Second, when we release the loans, we require the borrowers to submit post-dated cheques (PDCs) as payment for their amortisation because somehow coming up with a PDC will make the borrower criminally liable if they default.

Q: Are you open to having a regulatory body monitor P2P players in the Philippines?

Jay Bautista: We categorise ourselves as an IT company, as a fintech firm.I am open to being regulated by the Bangko Sentral ng Pilipinas (BSP) because we are handling financial transactions. We should be under the radar of BSP, but not on probably, you know, handling the money, but basically on how we do the transaction.

I'm open to being regulated because that also puts integrity in the way we do things and especially into our system. And I'd like to have that seal of approval from these regulators.
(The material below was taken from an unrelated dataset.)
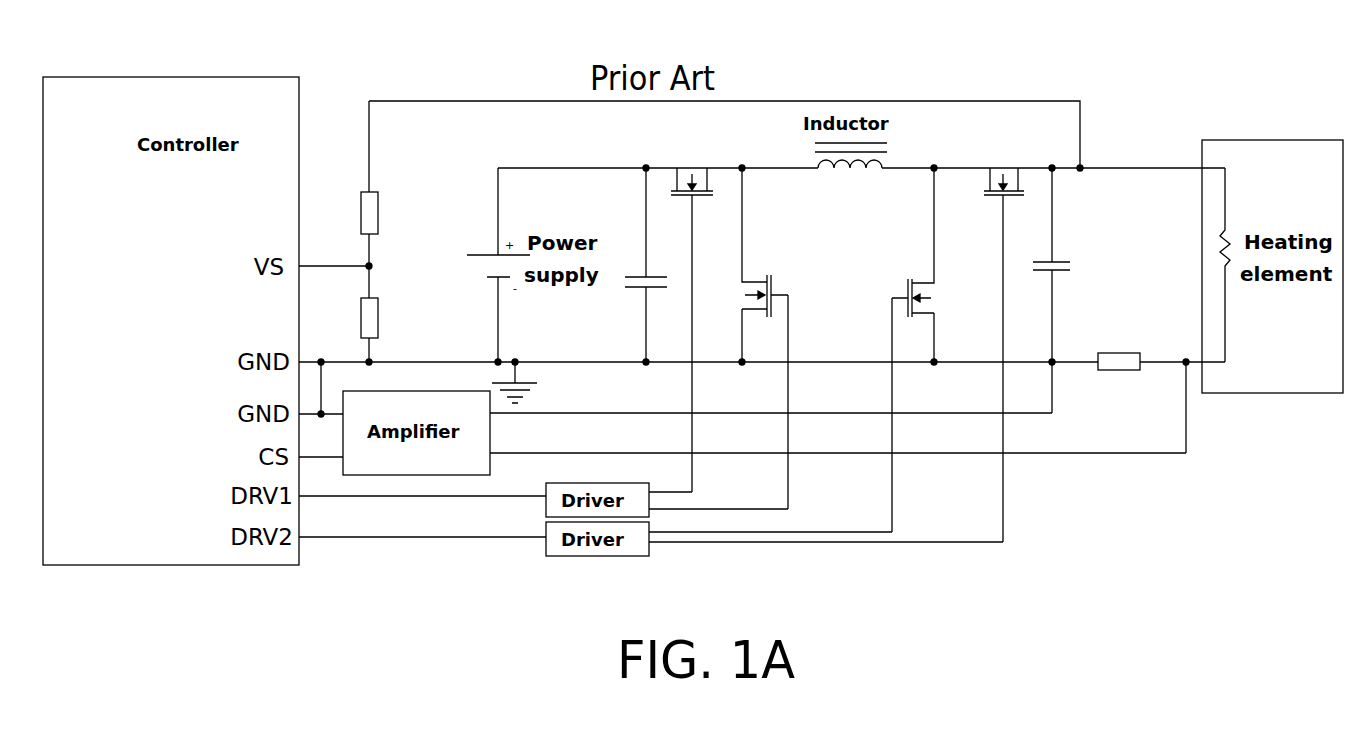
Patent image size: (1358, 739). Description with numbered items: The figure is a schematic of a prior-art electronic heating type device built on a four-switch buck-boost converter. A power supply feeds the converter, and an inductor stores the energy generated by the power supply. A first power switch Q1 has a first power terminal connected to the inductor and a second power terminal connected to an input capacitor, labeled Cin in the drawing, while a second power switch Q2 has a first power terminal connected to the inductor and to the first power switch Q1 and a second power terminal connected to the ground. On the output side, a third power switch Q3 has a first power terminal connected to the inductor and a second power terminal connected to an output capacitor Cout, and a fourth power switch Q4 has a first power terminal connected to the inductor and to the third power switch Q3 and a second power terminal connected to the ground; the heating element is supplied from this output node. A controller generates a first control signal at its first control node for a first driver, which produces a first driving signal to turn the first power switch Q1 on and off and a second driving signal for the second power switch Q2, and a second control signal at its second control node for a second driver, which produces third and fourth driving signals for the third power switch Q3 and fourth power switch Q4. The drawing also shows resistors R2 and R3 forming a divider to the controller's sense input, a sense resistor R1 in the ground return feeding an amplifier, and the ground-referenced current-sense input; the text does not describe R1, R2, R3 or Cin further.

There’s already a law in place, the Data Privacy Act - that one is already being complied for in our system - handling the data, how we manage data and how we use data. But as far as the financial production is concerned, it is still a gray area.

Q: What is your outlook for P2P industry in the Philippines for the next five years? What is your outlook for Blend PH?
Jay Bautista: I'm very optimistic about it. To me, it does not end in providing a very good system or platform but incorporating an advocacy which I am starting which is responsible borrowing and moral and ethical lending.

If you look at our business model, we have formalised the informal lending process that is taking place in the Philippines which has been prevalent. They come in the likes of the 5-6 scheme by the Indian nationals, securing debts from friends and families, paluwagan, and borrowing from cooperatives. In some cases, people even just present titles of their land or car registry to secure loans in an informal way.

[There is a very high] unbanked population in the Philippines. In addition, the informal lending process and Filipino’s culture of getting used to just apologizing for late payments or unpaid debts, promoting the notion that the borrowing public is high risk. It's obvious that the corresponding isk is being mitigated by a higher interest rates. In return, the unbanked population continues because they're just used to the way they do things, and then at the same time, the lending side becomes so opportunistic.

I would like to put my focus on that side, because I would like to change that mindset amongst Filipinos, either on the borrowing or the lending side, that we are responsible borrowers.

I'm very optimistic. And in fact, we're looking at three years down the road that we will be able to build a $20m (PHP1b) portfolio in 2021.